Dans le cadre de la Commission Charbonneau, deux anciens ingénieurs de la Ville de Montréal ont admis avoir accepté des pots-de-vin. Tous deux sont diplômés de l’École polytechnique. Autant les professeurs que les étudiants de Polytechnique expriment leur réprobation face à ces révélations et mettent en avant la primauté de l’éthique en ingénierie.
Témoignant face à l’honorable France Charbonneau cet automne, les ingénieurs à la retraite Gilles Surprenant et Luc Leclerc ont avoué avoir reçu des sommes d’argent de la part d’entrepreneurs en construction. Pour gonfler le prix estimé des travaux publics à Montréal, Surprenant et Leclerc ont reçu, respectivement, 700 000 $ et 500 000 $ en pots-devin au cours des années.
Rencontrés à Polytechnique, Frédéric Boivin et Kevin Leong, étudiants en génie électrique, partagent leur dégoût face à la corruption mise au jour par la Commission. «C’est ridicule, affirme M. Boivin. Ces gestes vont entacher la profession d’ingénieur. » Kevin Leong l’appuie. « La corruption est devenue tellement présente. Si j’avais été à la place des deux ingénieurs, aurais-je dénoncé sur le champ ? se questionne- t-il. Je ne sais pas comment j’aurais réagi à une telle menace.» Manifestement interpellés par la question de l’éthique chez les ingénieurs, la Confédération pour le rayonnement étudiant en ingénierie du Québec (CREIQ) a publié en avril dernier une enquête réalisée auprès des étudiants en génie dans la province.

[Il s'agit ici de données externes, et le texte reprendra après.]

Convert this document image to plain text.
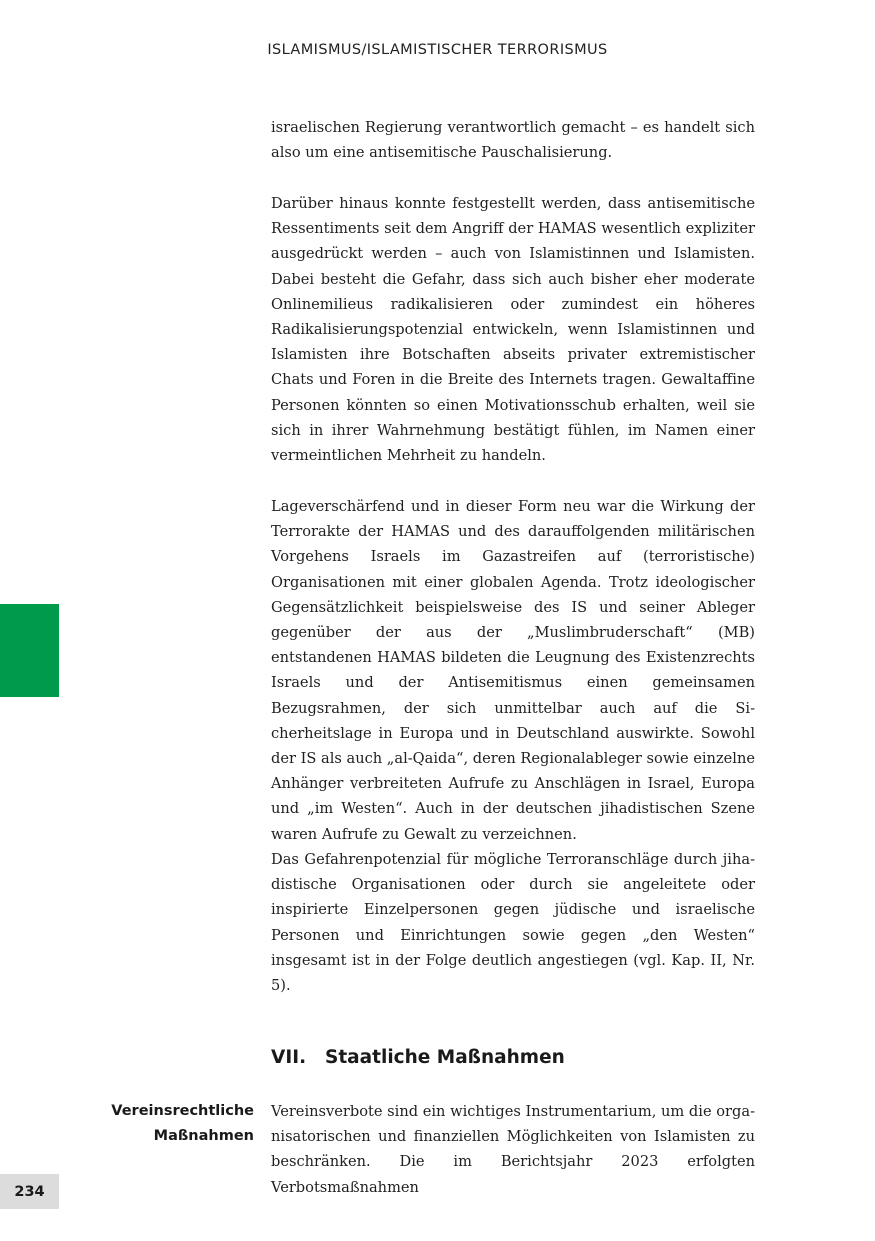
ISLAMISMUS/ISLAMISTISCHER TERRORISMUS

israelischen Regierung verantwortlich gemacht – es handelt sich also um eine antisemitische Pauschalisierung.

Darüber hinaus konnte festgestellt werden, dass antisemitische Ressentiments seit dem Angriff der HAMAS wesentlich expliziter ausgedrückt werden – auch von Islamistinnen und Islamisten. Dabei besteht die Gefahr, dass sich auch bisher eher moderate Onlinemilieus radikalisieren oder zumindest ein höheres Radikalisierungspotenzial entwickeln, wenn Islamistinnen und Islamisten ihre Botschaften abseits privater extremistischer Chats und Foren in die Breite des Internets tragen. Gewaltaffine Personen könnten so einen Motivationsschub erhalten, weil sie sich in ihrer Wahrnehmung bestätigt fühlen, im Namen einer vermeintlichen Mehrheit zu handeln.

Lageverschärfend und in dieser Form neu war die Wirkung der Terrorakte der HAMAS und des darauffolgenden militärischen Vorgehens Israels im Gazastreifen auf (terroristische) Organisationen mit einer globalen Agenda. Trotz ideologischer Gegensätzlichkeit beispielsweise des IS und seiner Ableger gegenüber der aus der „Muslimbruderschaft“ (MB) entstandenen HAMAS bildeten die Leugnung des Existenzrechts Israels und der Antisemitismus einen gemeinsamen Bezugsrahmen, der sich unmittelbar auch auf die Sicherheitslage in Europa und in Deutschland auswirkte. Sowohl der IS als auch „al-Qaida“, deren Regionalableger sowie einzelne Anhänger verbreiteten Aufrufe zu Anschlägen in Israel, Europa und „im Westen“. Auch in der deutschen jihadistischen Szene waren Aufrufe zu Gewalt zu verzeichnen.

Das Gefahrenpotenzial für mögliche Terroranschläge durch jihadistische Organisationen oder durch sie angeleitete oder inspirierte Einzelpersonen gegen jüdische und israelische Personen und Einrichtungen sowie gegen „den Westen“ insgesamt ist in der Folge deutlich angestiegen (vgl. Kap. II, Nr. 5).

VII. Staatliche Maßnahmen
Vereinsrechtliche
Maßnahmen

Vereinsverbote sind ein wichtiges Instrumentarium, um die organisatorischen und finanziellen Möglichkeiten von Islamisten zu beschränken. Die im Berichtsjahr 2023 erfolgten Verbotsmaßnahmen

234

Selon ce sondage, 84 % des répondants, avant même les révélations de Surprenant et de Leclerc, trouvaient les allégations de collusion nuisibles pour la réputation des ingénieurs. Président de la CREIQ et étudiant à Polytechnique, Bastien Mony atteste par contre que les étudiants considèrent plutôt l’administration publique comme corrompue et non les ingénieurs en général. Selon lui, l’éthique est une préoccupation beaucoup plus importante aujourd’hui qu’elle ne l’était dans les années 1970.
Cours d’éthique obligatoire
À Polytechnique, un cours d’éthique est donné depuis 12 ans à l’ensemble des futurs ingénieurs. «Un code de déontologie, ça s’oublie, tous les professionnels sont à risque de déraper, affirme le coordonateur de l’unité d’éthique de Pol y technique et professeur, Bernard Lapierre. C’est pourquoi il fallait aller plus loin que la déontologie et former les jeunes à exercer leur jugement en toute circonstances.»

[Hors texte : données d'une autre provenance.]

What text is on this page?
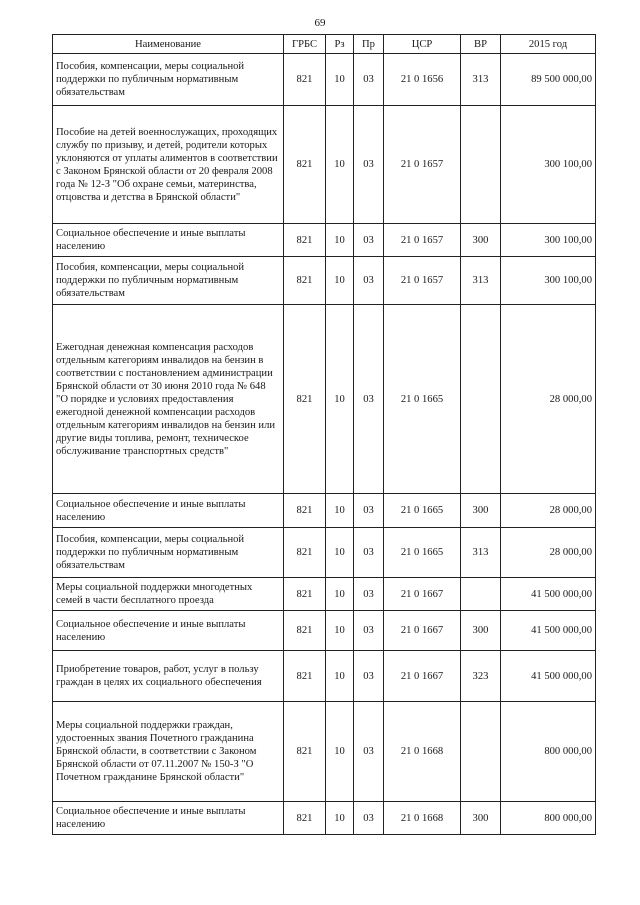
69
Наименование	ГРБС	Рз	Пр	ЦСР	ВР	2015 год
Пособия, компенсации, меры социальной поддержки по публичным нормативным обязательствам	821	10	03	21 0 1656	313	89 500 000,00
Пособие на детей военнослужащих, проходящих службу по призыву, и детей, родители которых уклоняются от уплаты алиментов в соответствии с Законом Брянской области от 20 февраля 2008 года № 12-З "Об охране семьи, материнства, отцовства и детства в Брянской области"	821	10	03	21 0 1657		300 100,00
Социальное обеспечение и иные выплаты населению	821	10	03	21 0 1657	300	300 100,00
Пособия, компенсации, меры социальной поддержки по публичным нормативным обязательствам	821	10	03	21 0 1657	313	300 100,00
Ежегодная денежная компенсация расходов отдельным категориям инвалидов на бензин в соответствии с постановлением администрации Брянской области от 30 июня 2010 года № 648 "О порядке и условиях предоставления ежегодной денежной компенсации расходов отдельным категориям инвалидов на бензин или другие виды топлива, ремонт, техническое обслуживание транспортных средств"	821	10	03	21 0 1665		28 000,00
Социальное обеспечение и иные выплаты населению	821	10	03	21 0 1665	300	28 000,00
Пособия, компенсации, меры социальной поддержки по публичным нормативным обязательствам	821	10	03	21 0 1665	313	28 000,00
Меры социальной поддержки многодетных семей в части бесплатного проезда	821	10	03	21 0 1667		41 500 000,00
Социальное обеспечение и иные выплаты населению	821	10	03	21 0 1667	300	41 500 000,00
Приобретение товаров, работ, услуг в пользу граждан в целях их социального обеспечения	821	10	03	21 0 1667	323	41 500 000,00
Меры социальной поддержки граждан, удостоенных звания Почетного гражданина Брянской области, в соответствии с Законом Брянской области от 07.11.2007 № 150-З "О Почетном гражданине Брянской области"	821	10	03	21 0 1668		800 000,00
Социальное обеспечение и иные выплаты населению	821	10	03	21 0 1668	300	800 000,00
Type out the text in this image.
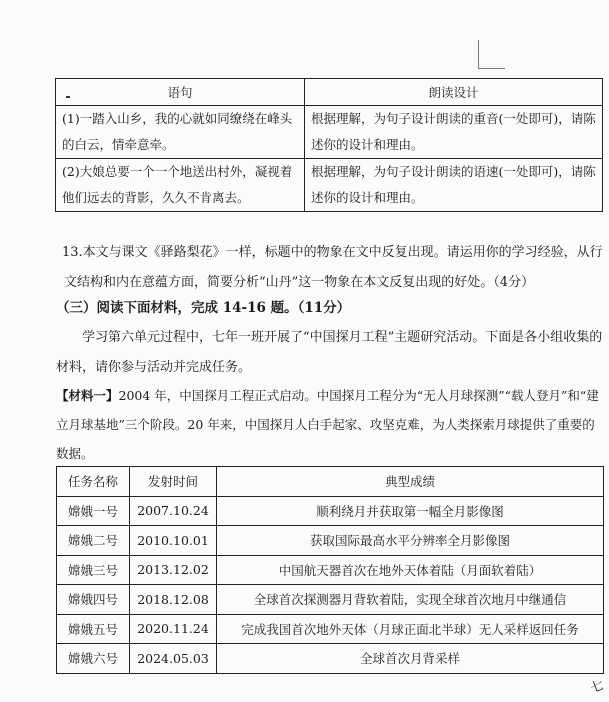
语句	朗读设计
(1)一踏入山乡，我的心就如同缭绕在峰头的白云，情牵意牵。	根据理解，为句子设计朗读的重音(一处即可)，请陈述你的设计和理由。
(2)大娘总要一个一个地送出村外，凝视着他们远去的背影，久久不肯离去。	根据理解，为句子设计朗读的语速(一处即可)，请陈述你的设计和理由。
13.本文与课文《驿路梨花》一样，标题中的物象在文中反复出现。请运用你的学习经验，从行文结构和内在意蕴方面，简要分析“山丹”这一物象在本文反复出现的好处。（4分）
（三）阅读下面材料，完成 14-16 题。（11分）
学习第六单元过程中，七年一班开展了“中国探月工程”主题研究活动。下面是各小组收集的材料，请你参与活动并完成任务。
【材料一】2004 年，中国探月工程正式启动。中国探月工程分为“无人月球探测”“载人登月”和“建立月球基地”三个阶段。20 年来，中国探月人白手起家、攻坚克难，为人类探索月球提供了重要的数据。
任务名称	发射时间	典型成绩
嫦娥一号	2007.10.24	顺利绕月并获取第一幅全月影像图
嫦娥二号	2010.10.01	获取国际最高水平分辨率全月影像图
嫦娥三号	2013.12.02	中国航天器首次在地外天体着陆（月面软着陆）
嫦娥四号	2018.12.08	全球首次探测器月背软着陆，实现全球首次地月中继通信
嫦娥五号	2020.11.24	完成我国首次地外天体（月球正面北半球）无人采样返回任务
嫦娥六号	2024.05.03	全球首次月背采样
七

Misant sur l’application d’un processus de prise de décision éthique à des problématiques réelles, le cours est généralement donné en 3e ou en 4e année de baccalauréat. À ce moment-là, les universitaires sont plus matures et conscients des enjeux de leur industrie, selon M.Lapierre.
Bien que satisfait de l’existence de cette formation, le président de la CREIQ déplore le fait que l’éthique soit circonscrite à un seul cours. «Il faudrait aborder cette notion dans chacune de nos classes pour qu’elle fasse partie intégrante de la profession d’ingénieur, ajoute-t-il. Souvent, les étudiants qui font leur premier stage en entreprise n’ont aucune base en éthique encore. À leur premier contact avec le monde professionnel, ils devraient être plus préparés.» Cet avis fait d’ailleurs partie des recommandations faites au Comité des doyens en ingénierie du Québec dans le cadre de son enquête du printemps dernier. En réaction à la Commission Charbonneau, la CREIQ conseille également à l’Ordre des ingénieurs de rappeler aux étudiants les différentes démarches afin de dénoncer de manière sécuritaire un cas de pratique frauduleuse observée pendant leurs stages.
Face à la polémique, l’Ordre des ingénieurs a créé lors de ces derniers mois un cours sur le professionnalisme obligatoire pour tous ses membres. Ce cours est suivi en ligne et un test sous forme de choix multiples à la fin doit être passé afin de vérifier les connaissances.